89 The order the Tribunal has in mind will not avoid the possibility of continuing contention but it is contention that at least will not involve a standard of conduct which the respondents consider to be lower than that required of them by the Act. It is a standard which the respondents must observe. The terms of the order are drafted so as to focus specifically on the applicants. This has been done to deal with the possible perception of the respondents, as reflected in the comments of Mr Gralton, that generalised compliance with the Act is good enough, as distinct from compliance lease by lease and lessee by lessee. While many impacts of a major project of the present kind will be felt relatively equally by tenants, others will be felt differentially. There has been little acknowledgment of this obvious point by the respondents as far as the situation of the applicants is concerned.
90 Accordingly proposed order 2 will be granted in terms that reiterate the requirements of cl 34(1) (to be numbered 3):
91 The opening words of the proposed orders were drawn by counsel for the applicants so as to emphasise the obligation of lessors to ensure that works done by lessees do not themselves impact on other lessees’ enjoyment of their rights under their leases. The Tribunal is satisfied that the common law, as stated in the Aussie Traveller case, recognises the possibility that a breach may arise from a lessor’s omission in that regard. Accordingly we retain those words. It is for the respondents in the first instance to assess whether the tenant works being undertaken in connection with shops 12, 13 and 14 infringe any duty to the applicants. There is little evidence before the Tribunal on that matter at this time.
Conduct all works on Level 5 in a manner which complies strictly with section 34(1) of the Retail Leases Act 1994, and in particular paragraphs (a) (no inhibition of access of the applicants to their shop in any substantial manner), (b) (no inhibition or alteration, to a substantial extent, of the flow of customers to the applicants’ shop), (c) (no unreasonable action that causes significant disruption, or has a significant adverse effect on, trading of the applicants).

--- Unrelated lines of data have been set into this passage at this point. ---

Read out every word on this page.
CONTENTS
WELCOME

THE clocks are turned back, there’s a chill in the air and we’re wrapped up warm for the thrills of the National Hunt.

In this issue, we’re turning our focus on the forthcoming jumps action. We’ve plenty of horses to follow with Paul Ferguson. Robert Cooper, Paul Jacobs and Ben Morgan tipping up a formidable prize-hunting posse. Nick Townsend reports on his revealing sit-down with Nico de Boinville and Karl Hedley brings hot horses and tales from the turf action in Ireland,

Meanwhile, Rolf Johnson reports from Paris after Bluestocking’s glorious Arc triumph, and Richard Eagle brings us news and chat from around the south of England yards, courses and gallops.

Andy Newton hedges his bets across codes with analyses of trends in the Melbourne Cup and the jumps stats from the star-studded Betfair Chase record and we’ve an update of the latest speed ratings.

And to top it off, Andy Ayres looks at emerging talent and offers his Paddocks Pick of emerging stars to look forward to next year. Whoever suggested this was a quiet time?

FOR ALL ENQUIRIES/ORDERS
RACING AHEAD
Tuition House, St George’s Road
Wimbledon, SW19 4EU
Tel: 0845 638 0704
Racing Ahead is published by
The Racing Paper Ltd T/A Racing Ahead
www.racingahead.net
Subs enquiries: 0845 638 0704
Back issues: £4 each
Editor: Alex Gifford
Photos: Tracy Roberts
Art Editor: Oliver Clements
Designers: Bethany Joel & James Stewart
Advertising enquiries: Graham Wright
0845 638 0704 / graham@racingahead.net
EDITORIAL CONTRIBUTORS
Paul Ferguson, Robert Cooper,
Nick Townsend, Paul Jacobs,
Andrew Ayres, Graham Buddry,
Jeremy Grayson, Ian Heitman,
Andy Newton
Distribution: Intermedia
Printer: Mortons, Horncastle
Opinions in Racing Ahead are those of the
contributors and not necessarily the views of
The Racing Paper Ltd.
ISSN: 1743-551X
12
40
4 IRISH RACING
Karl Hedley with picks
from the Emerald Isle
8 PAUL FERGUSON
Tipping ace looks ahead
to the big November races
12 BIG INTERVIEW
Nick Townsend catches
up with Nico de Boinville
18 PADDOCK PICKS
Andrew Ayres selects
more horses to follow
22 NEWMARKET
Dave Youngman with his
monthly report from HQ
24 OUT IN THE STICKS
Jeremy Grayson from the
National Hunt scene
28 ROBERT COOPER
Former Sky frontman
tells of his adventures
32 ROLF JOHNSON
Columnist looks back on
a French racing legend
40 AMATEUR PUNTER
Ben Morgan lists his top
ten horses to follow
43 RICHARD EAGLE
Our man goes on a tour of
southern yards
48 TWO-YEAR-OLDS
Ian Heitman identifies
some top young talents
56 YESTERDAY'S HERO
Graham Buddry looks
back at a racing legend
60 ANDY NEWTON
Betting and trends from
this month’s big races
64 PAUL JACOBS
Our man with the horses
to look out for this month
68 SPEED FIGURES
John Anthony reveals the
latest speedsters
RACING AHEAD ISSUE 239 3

92 As noted earlier the respondents were concerned to ensure that reference to ‘Level 5’ did not include the area known as the ‘Banking Chamber’ and the area external to the premises. The Tribunal considers that the terms of Orders 1 and 2, below, are clear in that regard; and do not involve those areas. Order 3 is not so confined. It reflects the respondents’ duty. The works likely to affect the applicant are unlikely to occur in the adjacent areas mentioned, but that possibility can not be ruled out.
Orders
93 That the respondents, and each of them, by themselves, their respective servants and agents until 1 December 2002 or further order:
1. Refrain from demolition or construction work within the area on Level 5 of the Food Court in the Metcentre previously occupied by common seating area and now hoarded up at any time between 7 am and 3 pm on weekdays;
2. Immediately realign and maintain until no longer required the hoarding constructed around the former common seating area on Level 5 so that it does not intrude into the common area and so that the line of sight from the main circular area of the Food Court is restored to the position before the hoarding was erected on or about 1 June 2002.
3. Conduct all works on Level 5 in a manner which complies with section 34(1) of the Retail Leases Act 1994, in particular paragraphs (a) (no inhibition of access of the applicants to their shop in any substantial manner), (b) (no inhibition or alteration, to a substantial extent, of the flow of customers to the applicants’ shop), (c) (no unreasonable action that causes significant disruption, or has a significant adverse effect on, trading of the applicants).